On September 27, 2016, California Governor Jerry Brown signed A.B. 1843, which prohibits an employer from asking an applicant for employment to disclose information concerning a juvenile arrest or detention that did not result in specific court actions or that has been judicially dismissed or ordered sealed pursuant to law. This new law also prohibits an employer from seeking information from any source regarding a juvenile court’s adjudication, as well as considering an adjudication or court disposition by a juvenile court as a factor in determining any condition of employment including hiring, promotion or termination. This law pertains to public agencies, private individuals and corporations.
In essence, this bill ensures that juveniles are guaranteed the same protections against employer inquiries into criminal histories as adults. Considering the negative effect that criminal records may have on job seekers’ employment prospects, this bill provides much needed relief to youth and adults who have paid their debts to society and are seeking to improve their lives, the lives of their families, and their communities.

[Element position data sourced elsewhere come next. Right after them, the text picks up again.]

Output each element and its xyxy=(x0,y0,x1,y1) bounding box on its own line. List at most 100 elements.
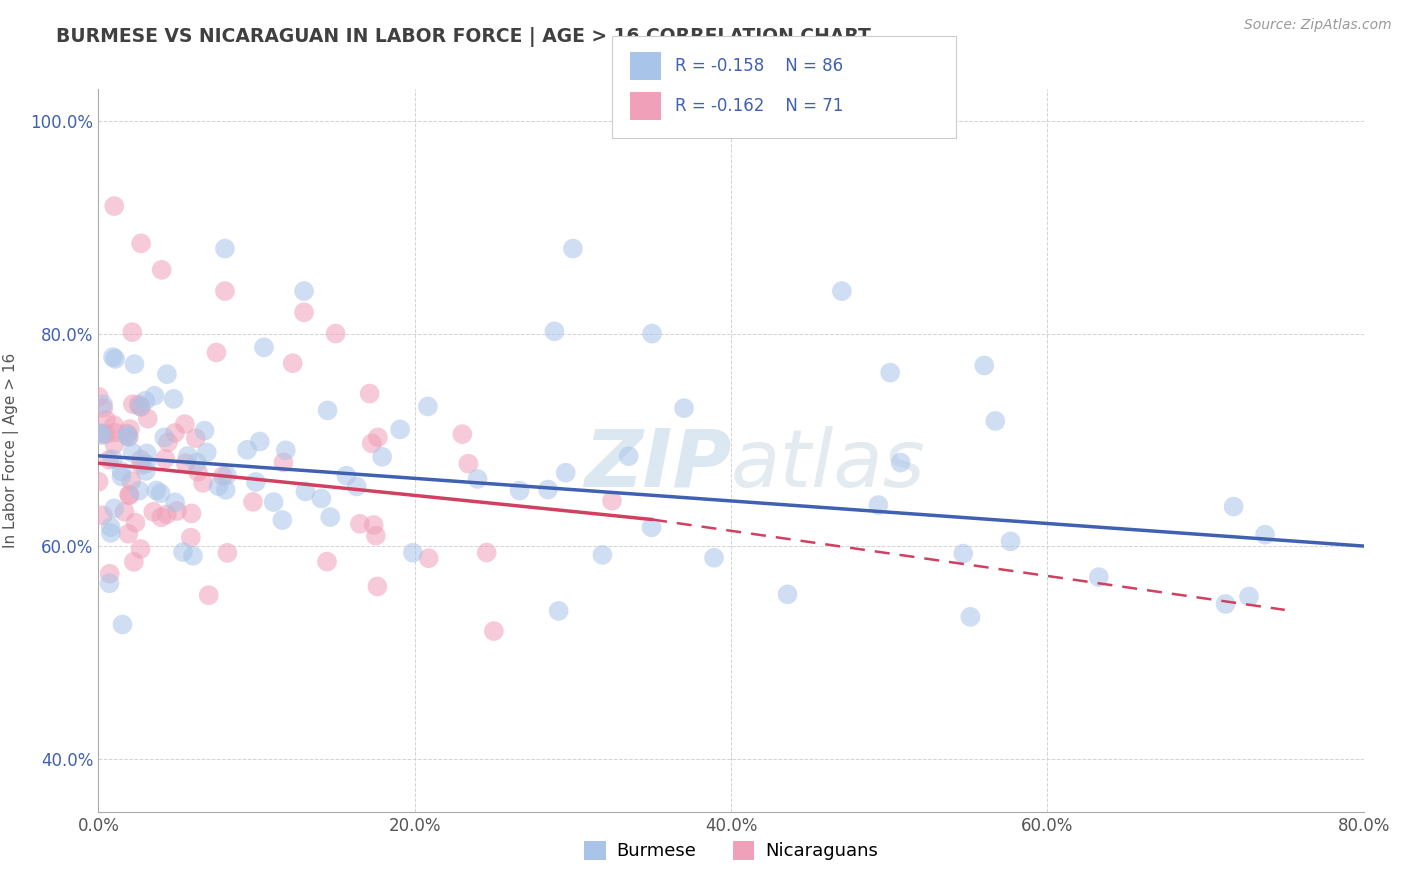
Point xyxy=(205,345,228,359)
Point xyxy=(172,545,194,559)
Point xyxy=(103,501,125,516)
Point xyxy=(543,324,565,338)
Point xyxy=(418,551,440,566)
Point xyxy=(100,520,122,534)
Point xyxy=(207,479,229,493)
Point xyxy=(91,428,114,442)
Text: BURMESE VS NICARAGUAN IN LABOR FORCE | AGE > 16 CORRELATION CHART: BURMESE VS NICARAGUAN IN LABOR FORCE | A… xyxy=(56,27,872,46)
Text: atlas: atlas xyxy=(731,425,927,504)
Point xyxy=(325,326,347,341)
Point xyxy=(129,400,152,414)
Point xyxy=(211,469,233,483)
Point xyxy=(346,479,368,493)
Point xyxy=(124,357,146,371)
Point xyxy=(134,393,156,408)
Point xyxy=(128,398,150,412)
Point xyxy=(316,555,339,569)
Point xyxy=(153,451,176,466)
Point xyxy=(117,526,139,541)
Point xyxy=(187,465,209,479)
Point xyxy=(263,495,285,509)
Point xyxy=(162,392,184,406)
Point xyxy=(193,424,215,438)
Point xyxy=(335,468,357,483)
Y-axis label: In Labor Force | Age > 16: In Labor Force | Age > 16 xyxy=(3,353,20,548)
Point xyxy=(316,403,339,417)
Point xyxy=(181,549,204,563)
Point xyxy=(101,350,124,364)
Point xyxy=(186,455,208,469)
Point xyxy=(122,397,145,411)
Point xyxy=(364,529,387,543)
Point xyxy=(554,466,576,480)
Point xyxy=(249,434,271,449)
Point xyxy=(87,390,110,404)
Point xyxy=(311,491,333,506)
Point xyxy=(281,356,304,370)
Point xyxy=(177,449,200,463)
Point xyxy=(1088,570,1111,584)
Point xyxy=(242,495,264,509)
Point xyxy=(91,508,114,523)
Point xyxy=(1254,527,1277,541)
Point xyxy=(245,475,267,489)
Point xyxy=(363,518,385,533)
Point xyxy=(149,486,172,500)
Point xyxy=(952,547,974,561)
Point xyxy=(104,425,127,440)
Text: Source: ZipAtlas.com: Source: ZipAtlas.com xyxy=(1244,18,1392,32)
Point xyxy=(591,548,613,562)
Point xyxy=(641,326,664,341)
Point xyxy=(215,483,238,497)
Point xyxy=(128,483,150,498)
Point xyxy=(509,483,531,498)
Point xyxy=(143,389,166,403)
Point xyxy=(617,449,640,463)
Point xyxy=(135,457,157,471)
Point xyxy=(482,624,505,639)
Point xyxy=(135,464,157,478)
Point xyxy=(868,498,890,512)
Point xyxy=(156,368,179,382)
Point xyxy=(121,325,143,339)
Point xyxy=(236,442,259,457)
Point xyxy=(136,411,159,425)
Point xyxy=(166,504,188,518)
Point xyxy=(110,469,132,483)
Point xyxy=(319,510,342,524)
Point xyxy=(890,456,912,470)
Text: R = -0.162    N = 71: R = -0.162 N = 71 xyxy=(675,97,844,115)
Point xyxy=(292,284,315,298)
Point xyxy=(173,417,195,431)
Point xyxy=(360,436,382,450)
Point xyxy=(475,545,498,559)
Point xyxy=(104,351,127,366)
Point xyxy=(91,401,114,415)
Point xyxy=(561,242,585,256)
Point xyxy=(103,437,125,451)
Point xyxy=(129,236,152,251)
Point xyxy=(142,505,165,519)
Point xyxy=(111,617,134,632)
Point xyxy=(118,430,141,444)
Point xyxy=(195,445,218,459)
Point xyxy=(253,340,276,354)
Point xyxy=(103,417,125,432)
Point xyxy=(457,457,479,471)
Point xyxy=(217,546,239,560)
Point xyxy=(274,443,297,458)
Point xyxy=(349,516,371,531)
Point xyxy=(1215,597,1237,611)
Point xyxy=(547,604,569,618)
Point xyxy=(640,520,662,534)
Point xyxy=(129,400,152,414)
Point xyxy=(156,508,179,522)
Point xyxy=(184,431,207,445)
Point xyxy=(94,427,117,442)
Point xyxy=(98,576,121,591)
Point xyxy=(121,445,143,459)
Point xyxy=(214,242,236,256)
Point xyxy=(273,455,295,469)
Point xyxy=(294,484,316,499)
Point xyxy=(145,483,167,498)
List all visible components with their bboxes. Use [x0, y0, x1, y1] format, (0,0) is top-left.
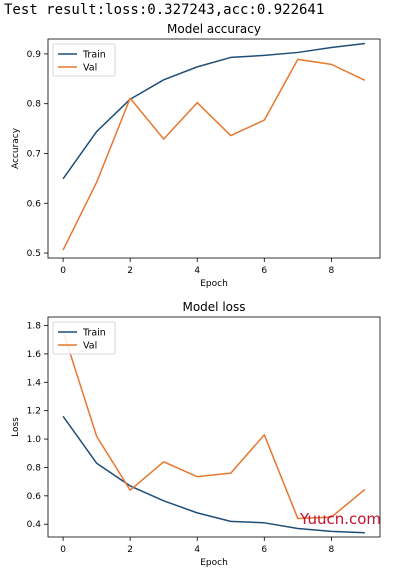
x-tick-label: 0 [60, 545, 66, 555]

This bill is sponsored by the Juvenile Court Judges of California; they state that, “It has been a surprise for many to realize that under current law, people with sealed juvenile records do not have the same rights as those with sealed criminal records. …Not only is this treatment unequal and unfair, but California law attempts to give juveniles an opportunity to demonstrate they can be rehabilitated. Regrettably, existing law does not reflect state policy regarding rehabilitation. Juvenile records should be treated in the same way that adult criminal records are treated when an employer is questioning a job applicant.”
It is recommended that employers review their employment applications and processes to ensure they are in compliance with this new law.